Elle cogite. Elle aurait bien besoin de Sylvia. Mais son amie est partie avec son amoureux quelque part au bord d'un lac. M. Benford, lui a donné le nom, mais elle n'a pas retenu. Elle ne va pas y aller de toute façon. Sylvia a gagné ce moment de bonheur avec Charles. Kat lui a juste envoyé un petit message pour se faire pardonner. Pour éviter que Sylvia ne se gâche son week-end en se demandant comment elle va. Elle la connaît. Même si son amie est partie en colère, elle ne pourra s'empêcher de s'inquiéter pour elle.
Matthew s'est tu. Jane lui a servi une salade avec un morceau de poisson vapeur. Elle garde toujours à l'esprit que son corps doit abriter la vie un jour. Elle le bichonne. Elle commence à manger sachant très bien que c'est à elle de parler. Que son frère attend qu'elle lui révèle ce qu'elle sait. Elle fait durer le plaisir. Maintenant, elle sait pourquoi Katerine a fui. Parce que son frère est un idiot.
— Jane...
— C'est bon ! Mais le poisson va être froid si on ne le mange pas tout de suite !
— Je crois que tu es tout à fait capable de manger ce fichu poisson et me parler...
— Ok. Je l'ai vue hier soir.
— Hier soir ? Où ?
Jane se met à raconter la soirée en notant tous les détails qui l'avaient amenée jusqu'à sa déduction finale.
— Qu'est-ce qu'elle foutait là ? murmure Matthew pour lui-même.
— Je crois qu'elle ne savait pas elle-même...
— C'est elle qui a rompu !
— Oui, et ça n'est pas complètement incroyable ! Parce que, permets-moi de te dire, tu as été un idiot !
— Pardon ?! Moi, j'ai été un idiot ? Mais je lui ai juste demandé de venir à un dîner avec toi et Harry. Pas avec toute la famille ! Juste toi et Harry ! Et après, elle s'est ... enfuie !
— Et pour en rajouter, tu lui as dit que me la présenter était important pour toi ! Rien d'exceptionnel en somme !
— Mais... C'est vrai !
— Matthew ! Autant lui dire que tu l'aimais !
— Mais je...
— Tu l'aimes ?
Matthew se lève et commence à faire les cent pas. Il n'a cessé de se poser la question toute cette fin de semaine. Le soir de la rupture, face à l'océan, il a cru pouvoir tirer un trait sur Katerine. Il était convaincu qu'il en était capable. Mais les trois jours suivants avaient été un calvaire. Il n'avait pas cessé de penser à elle, alors même qu'il ne l'avait pas vue ! Son cœur était ravagé. Alors oui, il l'aimait. Mais qu'est-ce que cela pouvait faire puisque ça n'était pas réciproque ! À quoi cela servait de l'admettre.
— Matthew ?
— Oui ! Oui ! Je l'aime ! Mais à quoi bon remuer le couteau dans la plaie ? Oui, je voulais lui dire ! Lui faire comprendre ce soir-là ! Mais tu n'as pas vu ses yeux ! Son regard...

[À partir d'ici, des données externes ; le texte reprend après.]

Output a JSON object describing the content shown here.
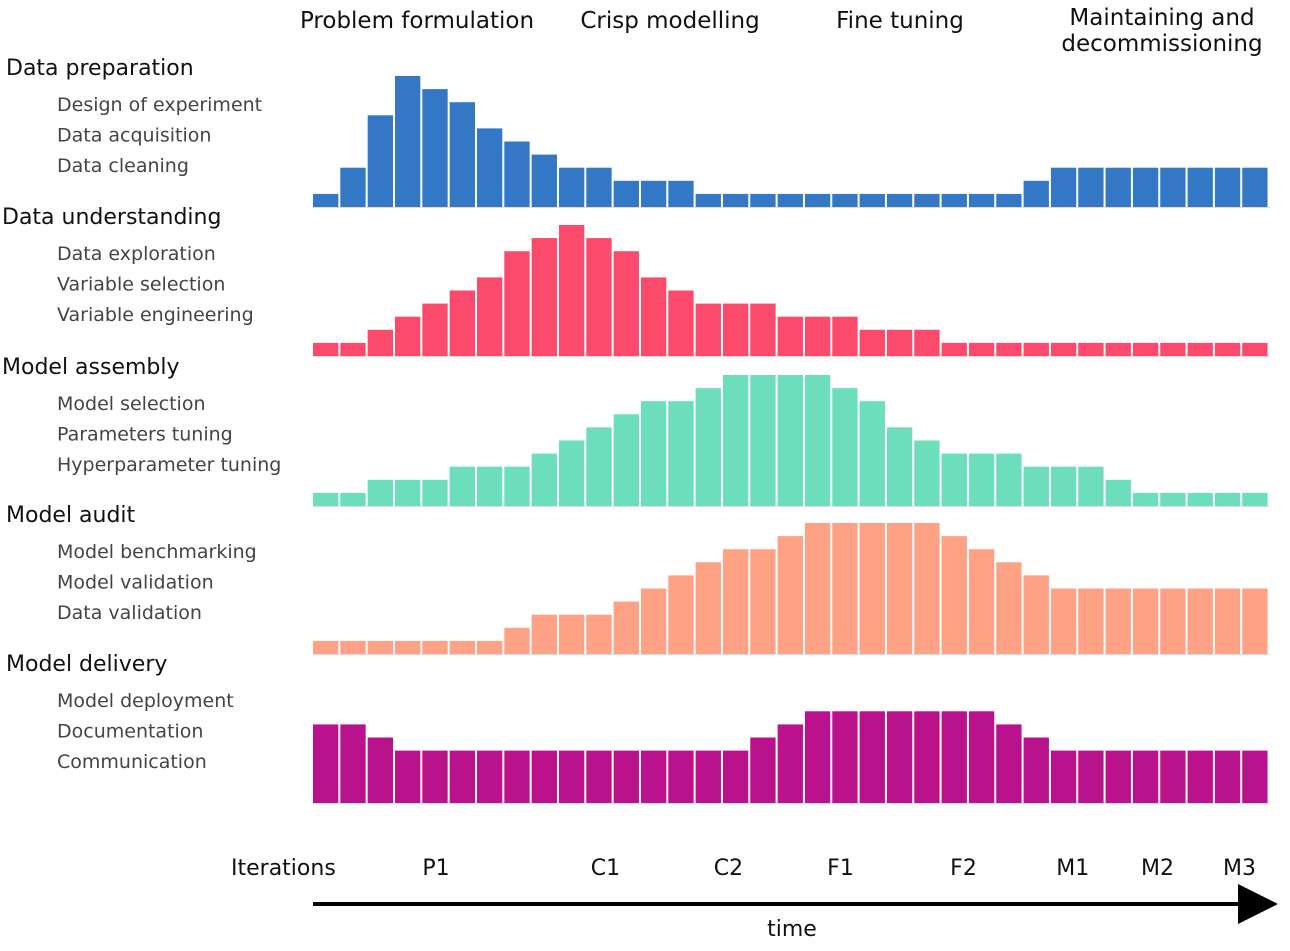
{
  "chart_data": {
    "type": "bar",
    "phases": [
      "Problem formulation",
      "Crisp modelling",
      "Fine tuning",
      "Maintaining and decommissioning"
    ],
    "iteration_title": "Iterations",
    "iterations": [
      "P1",
      "C1",
      "C2",
      "F1",
      "F2",
      "M1",
      "M2",
      "M3"
    ],
    "iteration_positions": [
      4.5,
      10.7,
      15.2,
      19.3,
      23.8,
      27.8,
      30.9,
      33.9
    ],
    "time_label": "time",
    "series": [
      {
        "name": "Data preparation",
        "items": [
          "Design of experiment",
          "Data acquisition",
          "Data cleaning"
        ],
        "color": "#3478c5",
        "values": [
          1,
          3,
          7,
          10,
          9,
          8,
          6,
          5,
          4,
          3,
          3,
          2,
          2,
          2,
          1,
          1,
          1,
          1,
          1,
          1,
          1,
          1,
          1,
          1,
          1,
          1,
          2,
          3,
          3,
          3,
          3,
          3,
          3,
          3,
          3
        ]
      },
      {
        "name": "Data understanding",
        "items": [
          "Data exploration",
          "Variable selection",
          "Variable engineering"
        ],
        "color": "#fb4a6c",
        "values": [
          1,
          1,
          2,
          3,
          4,
          5,
          6,
          8,
          9,
          10,
          9,
          8,
          6,
          5,
          4,
          4,
          4,
          3,
          3,
          3,
          2,
          2,
          2,
          1,
          1,
          1,
          1,
          1,
          1,
          1,
          1,
          1,
          1,
          1,
          1
        ]
      },
      {
        "name": "Model assembly",
        "items": [
          "Model selection",
          "Parameters tuning",
          "Hyperparameter tuning"
        ],
        "color": "#6cdebb",
        "values": [
          1,
          1,
          2,
          2,
          2,
          3,
          3,
          3,
          4,
          5,
          6,
          7,
          8,
          8,
          9,
          10,
          10,
          10,
          10,
          9,
          8,
          6,
          5,
          4,
          4,
          4,
          3,
          3,
          3,
          2,
          1,
          1,
          1,
          1,
          1
        ]
      },
      {
        "name": "Model audit",
        "items": [
          "Model benchmarking",
          "Model validation",
          "Data validation"
        ],
        "color": "#fea185",
        "values": [
          1,
          1,
          1,
          1,
          1,
          1,
          1,
          2,
          3,
          3,
          3,
          4,
          5,
          6,
          7,
          8,
          8,
          9,
          10,
          10,
          10,
          10,
          10,
          9,
          8,
          7,
          6,
          5,
          5,
          5,
          5,
          5,
          5,
          5,
          5
        ]
      },
      {
        "name": "Model delivery",
        "items": [
          "Model deployment",
          "Documentation",
          "Communication"
        ],
        "color": "#ba128c",
        "values": [
          6,
          6,
          5,
          4,
          4,
          4,
          4,
          4,
          4,
          4,
          4,
          4,
          4,
          4,
          4,
          4,
          5,
          6,
          7,
          7,
          7,
          7,
          7,
          7,
          7,
          6,
          5,
          4,
          4,
          4,
          4,
          4,
          4,
          4,
          4
        ]
      }
    ]
  }
}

— Vous les mecs ! Vous n'êtes vraiment pas croyables ! Vous vous imaginez toujours que nous n'attendons que ça ! Qu'on nous dise « je t'aime » ! Et ils vécurent heureux et eurent beaucoup d'enfant. Clape ! Fondu au noir... Ça ne te serait pas venu à l'esprit qu'elle pouvait paniquer ! Que ça allait trop vite pour elle ! Ça fait quoi ? Un mois que vous vous envoyez en l'air sans vous prendre la tête ? Et là, bam ! Repas de famille ! Présentation à la jumelle diabolique ! Et sentiments exposés de manière brutale en prime !!! Tu es vraiment incroyable, Matthew !!!

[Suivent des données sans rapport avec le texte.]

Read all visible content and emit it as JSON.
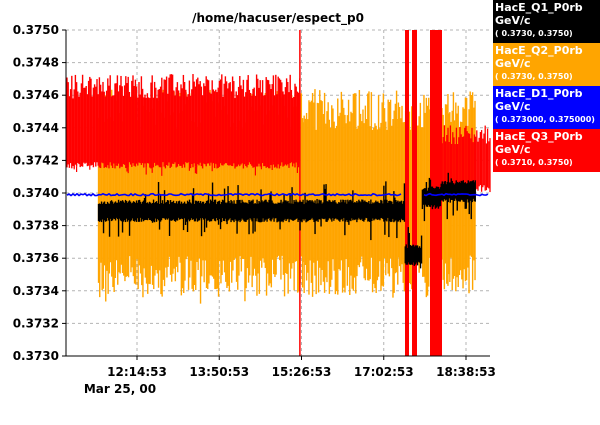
{
  "chart_data": {
    "type": "line",
    "title": "/home/hacuser/espect_p0",
    "ylim": [
      0.373,
      0.375
    ],
    "y_ticks": [
      "0.3730",
      "0.3732",
      "0.3734",
      "0.3736",
      "0.3738",
      "0.3740",
      "0.3742",
      "0.3744",
      "0.3746",
      "0.3748",
      "0.3750"
    ],
    "x_ticks": [
      "12:14:53",
      "13:50:53",
      "15:26:53",
      "17:02:53",
      "18:38:53"
    ],
    "x_date_label": "Mar 25, 00",
    "grid": true,
    "legend_placement": "right",
    "series": [
      {
        "name": "HacE_Q1_P0rb",
        "unit": "GeV/c",
        "range": "( 0.3730,  0.3750)",
        "color": "#000000",
        "x": [
          "11:30",
          "14:00",
          "16:00",
          "17:20",
          "17:28",
          "17:40",
          "17:48",
          "18:10",
          "18:50"
        ],
        "y": [
          0.37389,
          0.37389,
          0.37389,
          0.37389,
          0.37362,
          0.37362,
          0.37397,
          0.37401,
          0.37401
        ]
      },
      {
        "name": "HacE_Q2_P0rb",
        "unit": "GeV/c",
        "range": "( 0.3730,  0.3750)",
        "color": "#ffa500",
        "x": [
          "11:30",
          "15:30",
          "17:20",
          "17:30",
          "17:40",
          "18:20",
          "18:50"
        ],
        "y": [
          0.374,
          0.374,
          0.374,
          0.374,
          0.374,
          0.374,
          0.374
        ]
      },
      {
        "name": "HacE_D1_P0rb",
        "unit": "GeV/c",
        "range": "( 0.373000,  0.375000)",
        "color": "#0000ff",
        "x": [
          "11:30",
          "15:30",
          "17:20",
          "17:40",
          "18:50"
        ],
        "y": [
          0.37399,
          0.374,
          0.374,
          0.37398,
          0.37399
        ]
      },
      {
        "name": "HacE_Q3_P0rb",
        "unit": "GeV/c",
        "range": "( 0.3710,  0.3750)",
        "color": "#ff0000",
        "x": [
          "11:30",
          "15:25",
          "17:20",
          "17:30",
          "18:20",
          "18:50"
        ],
        "y": [
          0.3742,
          0.3742,
          0.3742,
          0.3742,
          0.3741,
          0.3741
        ]
      }
    ]
  }
}
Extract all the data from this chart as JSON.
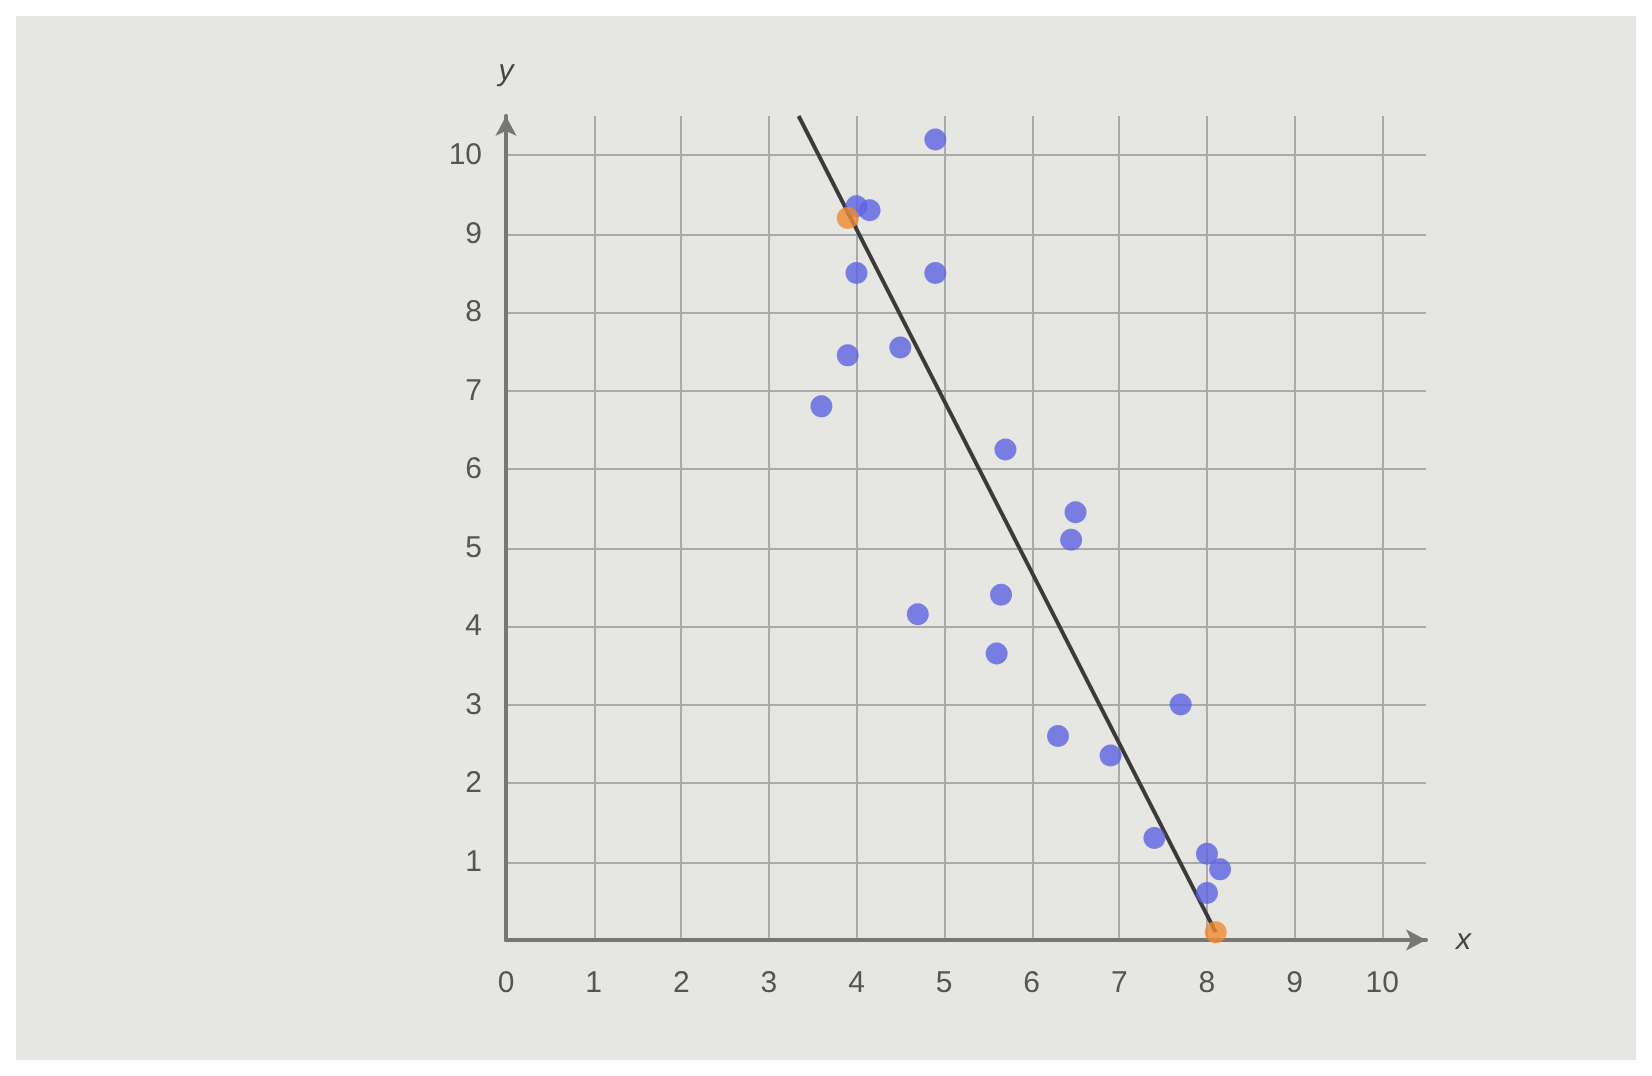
{
  "chart_data": {
    "type": "scatter",
    "xlabel": "x",
    "ylabel": "y",
    "xlim": [
      0,
      10.5
    ],
    "ylim": [
      0,
      10.5
    ],
    "xticks": [
      0,
      1,
      2,
      3,
      4,
      5,
      6,
      7,
      8,
      9,
      10
    ],
    "yticks": [
      1,
      2,
      3,
      4,
      5,
      6,
      7,
      8,
      9,
      10
    ],
    "grid": true,
    "marker": "circle",
    "series": [
      {
        "type": "line",
        "color": "#3a3a3a",
        "x": [
          3.34,
          8.1
        ],
        "values": [
          10.5,
          0.1
        ],
        "marker": "none",
        "line_style": "solid"
      },
      {
        "color": "#5b63e0",
        "x": [
          4.9,
          4.0,
          4.15,
          4.0,
          4.9,
          3.9,
          4.5,
          3.6,
          5.7,
          6.5,
          6.45,
          4.7,
          5.65,
          5.6,
          6.3,
          7.7,
          6.9,
          7.4,
          8.0,
          8.15,
          8.0
        ],
        "values": [
          10.2,
          9.35,
          9.3,
          8.5,
          8.5,
          7.45,
          7.55,
          6.8,
          6.25,
          5.45,
          5.1,
          4.15,
          4.4,
          3.65,
          2.6,
          3.0,
          2.35,
          1.3,
          1.1,
          0.9,
          0.6
        ]
      },
      {
        "color": "#f08a30",
        "x": [
          3.9,
          8.1
        ],
        "values": [
          9.2,
          0.1
        ]
      }
    ]
  }
}
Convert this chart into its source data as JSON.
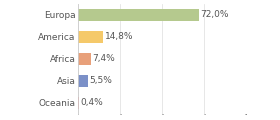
{
  "categories": [
    "Europa",
    "America",
    "Africa",
    "Asia",
    "Oceania"
  ],
  "values": [
    72.0,
    14.8,
    7.4,
    5.5,
    0.4
  ],
  "labels": [
    "72,0%",
    "14,8%",
    "7,4%",
    "5,5%",
    "0,4%"
  ],
  "bar_colors": [
    "#b5c98e",
    "#f5c96a",
    "#e8a07a",
    "#7b90c8",
    "#e87a7a"
  ],
  "background_color": "#ffffff",
  "label_fontsize": 6.5,
  "tick_fontsize": 6.5,
  "grid_color": "#dddddd",
  "text_color": "#555555",
  "xlim": [
    0,
    100
  ],
  "bar_height": 0.55
}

Matthew n'en croit pas ses oreilles !
— Ça va être de ma faute, en plus ! Bordel ! Elle m'a piétiné le cœur ! Elle m'a jeté avec un putain de message, Jane ! Un putain de message ! Et ensuite, elle a été incapable d'émettre le moindre son... Elle pouvait s'expliquer ! Dire les choses.
— Tu lui en as laissé le temps ? La possibilité ? Tu lui as dit calmement les choses ? Tu l'as apaisée ?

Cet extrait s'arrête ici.